In Defense Of FOIL


I do sometimes read online forums of educators, particularly math educators, since it’s fun to have somewhere to talk shop, and the topics of conversation are constant enough you don’t have to spend much time getting the flavor of a particular group before participating. If you suppose the students are lazy, the administrators meddling, the community unsupportive, and the public irrationally terrified of mathematics you’ve covered most forum threads. I had no luck holding forth my view on one particular topic, though, so I’ll try fighting again here where I can easily squelch the opposition.

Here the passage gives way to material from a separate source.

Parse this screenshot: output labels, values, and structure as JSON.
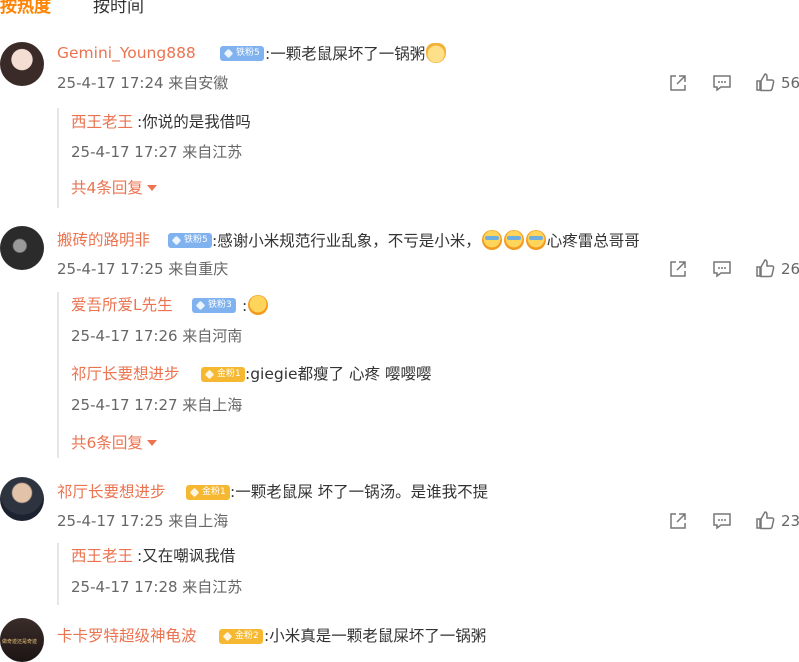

The argument, a subset of students-are-lazy (as they don’t wish to understand mathematics), was about a mnemonic technique called FOIL. It’s a tool to help people multiply binomials. Binomials are the sum (or difference) of two quantities, for example, (a + 2) or (b + 5). Here a and b are numbers whose value I don’t care about; I don’t care about the 2 or 5 either, but by picking specific values I avoid having too much abstraction in my paragraph. The product of (a + 2) with (b + 5) is the sum of all the pairs made by multiplying one term in the first binomial by one term in the second. There are four such pairs: a times b, and a times 5, and 2 times b, and 2 times 5. And therefore the product (a + 2) * (b + 5) will be a*b + a*5 + 2*b + 2*5. That would usually be cleaned up by writing 5*a instead of a*5, and by writing 10 instead of 2*5, so the sum would become a*b + 5*a + 2*b + 10.

FOIL is a way of making sure one has covered all the pairs. The letters stand for First, Outer, Inner, Last, and they mean: take the product of the First terms in each binomial, a and b; and those of the Outer terms, a and 5; and those of the Inner terms, 2 and b; and those of the Last terms, 2 and 5.